My server causes too much traffic, so I have installed ntop to monitor it.
On the Summary -> Traffic page in the Global TCP/UDP Protocol Distribution table I can see the traffic is periodically caused by HTTP.
On the All Protocols -> Traffic page in the first row there is the traffic (94,4%). But the first column (Host) shows my own server. Why is this?
When clicking there, I can see that the traffic in the Host Traffic Stats table. It is all in the Tot. Traffic Rcvd column. Therefore I think, one of my applications ist periodically downloading something big, or a lot.
But how to find out, what was downloaded? What are the downloaded URLs or at least the hosts that caused the most traffic?
Ntop is a network interface tool - it shows you the traffic going over various ports and protocols, but that's where it ends. What you need to look at now is to target the application that's processing that traffic, in this case Apache.
The easiest way to do this is to install a web usage tool, like webalizer (there are many others, awstats was the 'best' a while back, not sure what's king now). This will run through your logs and generate pages of statistics that you can use to see where the traffic was going, where it was coming from and who was doing it. For Example.
Fix the systematic Issue:
Having your application logs that make requests be unknown and all over the place is problem. This is going to bite you in the ass again and again, so I would set aside some time to address this problem. Find some way to index or aggregate them. This is larger problem project that you should raise.
The Problem at Hand:
For the problem at hand, I would recommend wireshark / tcpdump. Once you have a traffic capture, you can use all sorts of techniques to try to find it. In wireshark you could use "statistics / conversations", sort by bytes, and then drill down into the captures from there. Riverbed's non-free Cascade Pilot does have "Web Bandwidth by Object" view for captures that would be good at this -- you could request a trial.

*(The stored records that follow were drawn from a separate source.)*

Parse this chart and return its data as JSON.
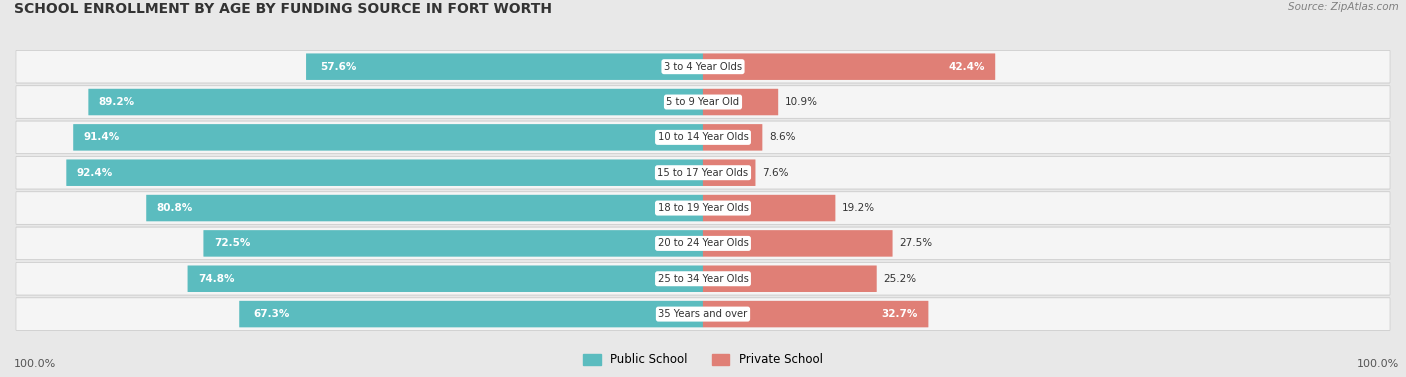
{
  "title": "SCHOOL ENROLLMENT BY AGE BY FUNDING SOURCE IN FORT WORTH",
  "source": "Source: ZipAtlas.com",
  "categories": [
    "3 to 4 Year Olds",
    "5 to 9 Year Old",
    "10 to 14 Year Olds",
    "15 to 17 Year Olds",
    "18 to 19 Year Olds",
    "20 to 24 Year Olds",
    "25 to 34 Year Olds",
    "35 Years and over"
  ],
  "public_values": [
    57.6,
    89.2,
    91.4,
    92.4,
    80.8,
    72.5,
    74.8,
    67.3
  ],
  "private_values": [
    42.4,
    10.9,
    8.6,
    7.6,
    19.2,
    27.5,
    25.2,
    32.7
  ],
  "public_labels": [
    "57.6%",
    "89.2%",
    "91.4%",
    "92.4%",
    "80.8%",
    "72.5%",
    "74.8%",
    "67.3%"
  ],
  "private_labels": [
    "42.4%",
    "10.9%",
    "8.6%",
    "7.6%",
    "19.2%",
    "27.5%",
    "25.2%",
    "32.7%"
  ],
  "public_color": "#5bbcbf",
  "private_color": "#e07f76",
  "background_color": "#e8e8e8",
  "row_bg_color": "#f5f5f5",
  "axis_label_left": "100.0%",
  "axis_label_right": "100.0%",
  "legend_public": "Public School",
  "legend_private": "Private School",
  "title_fontsize": 10,
  "figsize": [
    14.06,
    3.77
  ]
}
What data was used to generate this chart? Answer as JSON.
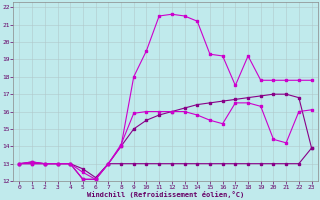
{
  "xlabel": "Windchill (Refroidissement éolien,°C)",
  "ylim": [
    12,
    22.3
  ],
  "xlim": [
    -0.5,
    23.5
  ],
  "yticks": [
    12,
    13,
    14,
    15,
    16,
    17,
    18,
    19,
    20,
    21,
    22
  ],
  "xticks": [
    0,
    1,
    2,
    3,
    4,
    5,
    6,
    7,
    8,
    9,
    10,
    11,
    12,
    13,
    14,
    15,
    16,
    17,
    18,
    19,
    20,
    21,
    22,
    23
  ],
  "bg_color": "#c0eaec",
  "line_color1": "#cc00cc",
  "line_color2": "#880088",
  "grid_color": "#b0c8ca",
  "lines": [
    {
      "x": [
        0,
        1,
        2,
        3,
        4,
        5,
        6,
        7,
        8,
        9,
        10,
        11,
        12,
        13,
        14,
        15,
        16,
        17,
        18,
        19,
        20,
        21,
        22,
        23
      ],
      "y": [
        13,
        13,
        13,
        13,
        13,
        12.1,
        12.1,
        13,
        13,
        13,
        13,
        13,
        13,
        13,
        13,
        13,
        13,
        13,
        13,
        13,
        13,
        13,
        13,
        13.9
      ],
      "color": "#880088"
    },
    {
      "x": [
        0,
        1,
        2,
        3,
        4,
        5,
        6,
        7,
        8,
        9,
        10,
        11,
        12,
        13,
        14,
        15,
        16,
        17,
        18,
        19,
        20,
        21,
        22,
        23
      ],
      "y": [
        13,
        13.1,
        13,
        13,
        13,
        12.7,
        12.2,
        13,
        14,
        15,
        15.5,
        15.8,
        16,
        16.2,
        16.4,
        16.5,
        16.6,
        16.7,
        16.8,
        16.9,
        17,
        17,
        16.8,
        13.9
      ],
      "color": "#880088"
    },
    {
      "x": [
        0,
        1,
        2,
        3,
        4,
        5,
        6,
        7,
        8,
        9,
        10,
        11,
        12,
        13,
        14,
        15,
        16,
        17,
        18,
        19,
        20,
        21,
        22,
        23
      ],
      "y": [
        13,
        13,
        13,
        13,
        13,
        12.5,
        12.1,
        13,
        14.1,
        15.9,
        16,
        16,
        16,
        16,
        15.8,
        15.5,
        15.3,
        16.5,
        16.5,
        16.3,
        14.4,
        14.2,
        16,
        16.1
      ],
      "color": "#cc00cc"
    },
    {
      "x": [
        0,
        1,
        2,
        3,
        4,
        5,
        6,
        7,
        8,
        9,
        10,
        11,
        12,
        13,
        14,
        15,
        16,
        17,
        18,
        19,
        20,
        21,
        22,
        23
      ],
      "y": [
        13,
        13.1,
        13,
        13,
        13,
        12.1,
        12.1,
        13,
        14,
        18,
        19.5,
        21.5,
        21.6,
        21.5,
        21.2,
        19.3,
        19.2,
        17.5,
        19.2,
        17.8,
        17.8,
        17.8,
        17.8,
        17.8
      ],
      "color": "#cc00cc"
    }
  ]
}
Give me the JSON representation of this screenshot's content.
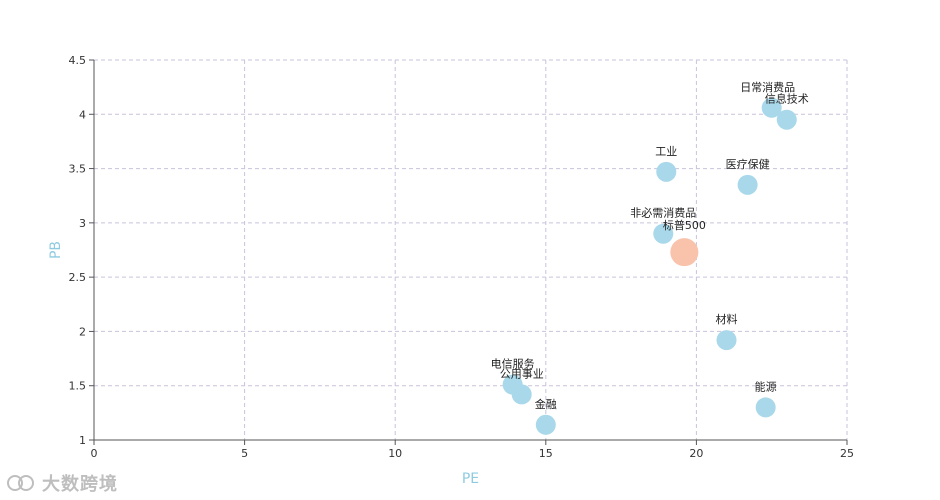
{
  "chart_data": {
    "type": "scatter",
    "xlabel": "PE",
    "ylabel": "PB",
    "xlim": [
      0,
      25
    ],
    "ylim": [
      1,
      4.5
    ],
    "xticks": [
      0,
      5,
      10,
      15,
      20,
      25
    ],
    "yticks": [
      1,
      1.5,
      2,
      2.5,
      3,
      3.5,
      4,
      4.5
    ],
    "grid": true,
    "points": [
      {
        "label": "日常消费品",
        "x": 22.5,
        "y": 4.06
      },
      {
        "label": "信息技术",
        "x": 23.0,
        "y": 3.95
      },
      {
        "label": "工业",
        "x": 19.0,
        "y": 3.47
      },
      {
        "label": "医疗保健",
        "x": 21.7,
        "y": 3.35
      },
      {
        "label": "非必需消费品",
        "x": 18.9,
        "y": 2.9
      },
      {
        "label": "标普500",
        "x": 19.6,
        "y": 2.73,
        "highlight": true
      },
      {
        "label": "材料",
        "x": 21.0,
        "y": 1.92
      },
      {
        "label": "电信服务",
        "x": 13.9,
        "y": 1.51
      },
      {
        "label": "公用事业",
        "x": 14.2,
        "y": 1.42
      },
      {
        "label": "能源",
        "x": 22.3,
        "y": 1.3
      },
      {
        "label": "金融",
        "x": 15.0,
        "y": 1.14
      }
    ],
    "colors": {
      "default": "#a8d8ea",
      "highlight": "#f9c2aa",
      "grid": "#c9c3dc",
      "axis": "#555555",
      "axis_title": "#8fcbe0"
    }
  },
  "watermark": {
    "text": "大数跨境",
    "icon": "dashuju-logo-icon"
  }
}
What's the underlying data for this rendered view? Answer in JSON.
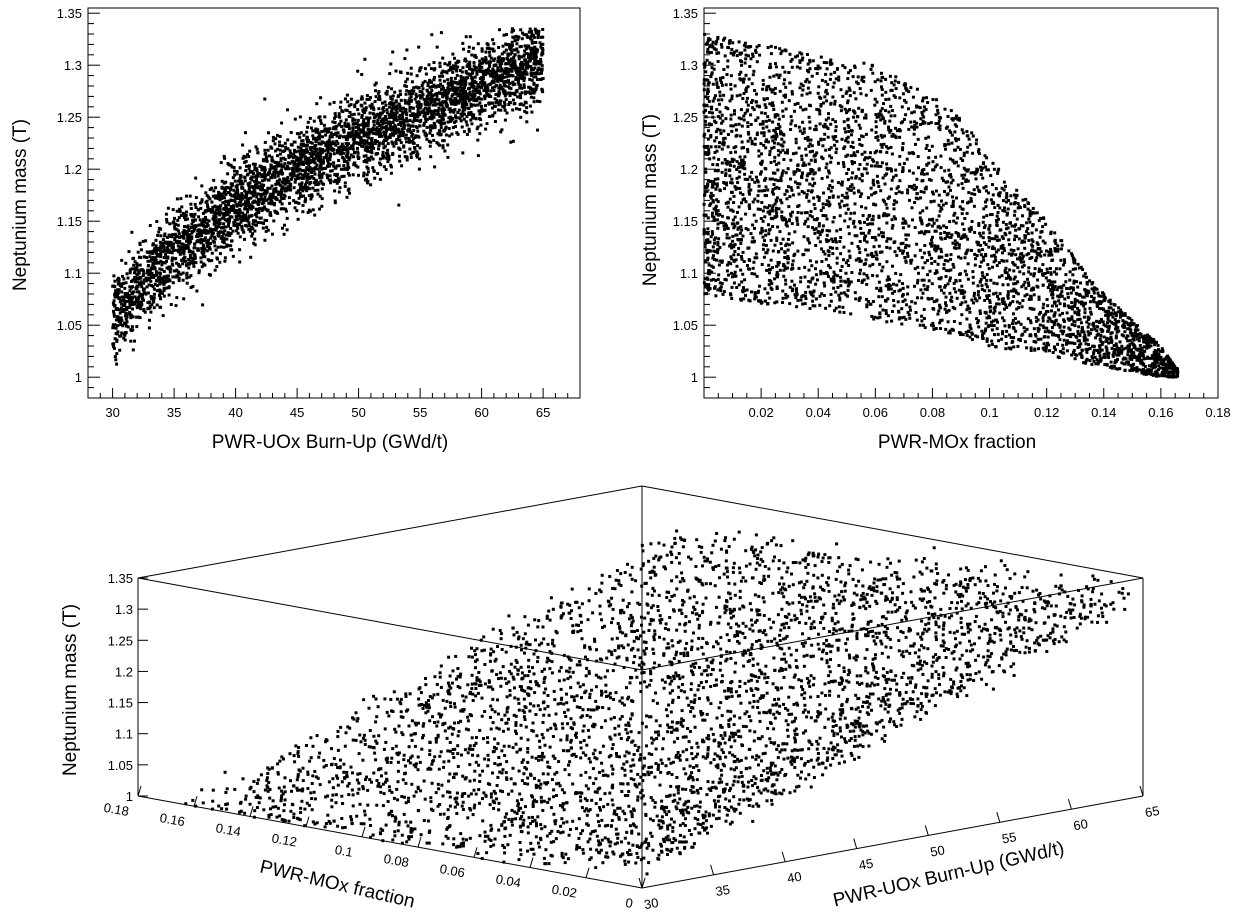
{
  "chart_data": [
    {
      "type": "scatter",
      "panel": "top-left",
      "title": "",
      "xlabel": "PWR-UOx Burn-Up (GWd/t)",
      "ylabel": "Neptunium mass (T)",
      "xlim": [
        28,
        68
      ],
      "ylim": [
        0.98,
        1.355
      ],
      "xticks": [
        "30",
        "35",
        "40",
        "45",
        "50",
        "55",
        "60",
        "65"
      ],
      "yticks": [
        "1",
        "1.05",
        "1.1",
        "1.15",
        "1.2",
        "1.25",
        "1.3",
        "1.35"
      ],
      "trend": {
        "x": [
          30,
          35,
          40,
          45,
          50,
          55,
          60,
          65
        ],
        "y_center": [
          1.055,
          1.12,
          1.165,
          1.2,
          1.23,
          1.255,
          1.28,
          1.305
        ],
        "spread": 0.028
      },
      "n_points": 4000,
      "marker_color": "#000000"
    },
    {
      "type": "scatter",
      "panel": "top-right",
      "title": "",
      "xlabel": "PWR-MOx fraction",
      "ylabel": "Neptunium mass (T)",
      "xlim": [
        0,
        0.18
      ],
      "ylim": [
        0.98,
        1.355
      ],
      "xticks": [
        "0.02",
        "0.04",
        "0.06",
        "0.08",
        "0.1",
        "0.12",
        "0.14",
        "0.16",
        "0.18"
      ],
      "yticks": [
        "1",
        "1.05",
        "1.1",
        "1.15",
        "1.2",
        "1.25",
        "1.3",
        "1.35"
      ],
      "envelope": {
        "x": [
          0,
          0.02,
          0.04,
          0.06,
          0.08,
          0.09,
          0.1,
          0.12,
          0.14,
          0.16,
          0.165
        ],
        "y_max": [
          1.33,
          1.32,
          1.31,
          1.3,
          1.27,
          1.25,
          1.21,
          1.15,
          1.08,
          1.03,
          1.01
        ],
        "y_min": [
          1.08,
          1.07,
          1.065,
          1.055,
          1.045,
          1.04,
          1.03,
          1.02,
          1.01,
          1.0,
          1.0
        ]
      },
      "n_points": 4000,
      "marker_color": "#000000"
    },
    {
      "type": "scatter3d",
      "panel": "bottom",
      "title": "",
      "xlabel": "PWR-MOx fraction",
      "ylabel": "PWR-UOx Burn-Up (GWd/t)",
      "zlabel": "Neptunium mass (T)",
      "xlim": [
        0,
        0.18
      ],
      "ylim": [
        30,
        65
      ],
      "zlim": [
        1,
        1.35
      ],
      "xticks": [
        "0.18",
        "0.16",
        "0.14",
        "0.12",
        "0.1",
        "0.08",
        "0.06",
        "0.04",
        "0.02",
        "0"
      ],
      "yticks": [
        "30",
        "35",
        "40",
        "45",
        "50",
        "55",
        "60",
        "65"
      ],
      "zticks": [
        "1",
        "1.05",
        "1.1",
        "1.15",
        "1.2",
        "1.25",
        "1.3",
        "1.35"
      ],
      "n_points": 4000,
      "marker_color": "#000000"
    }
  ]
}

If you are not familiar with wireshark, now is a good time learn. It is a tool most sysadmins use on a regular basis.
If you know the server taking the bandwidth, and it is a Linux server, you might try Nethogs (
nethogs
) to identify the process using the bandwidth.You should examine your webservers access log, where all serviced requests are listed. You could filter for your webservers IP address and localhost and check most requested files. There are several tools for this but it depends on whatever webserver software you are using.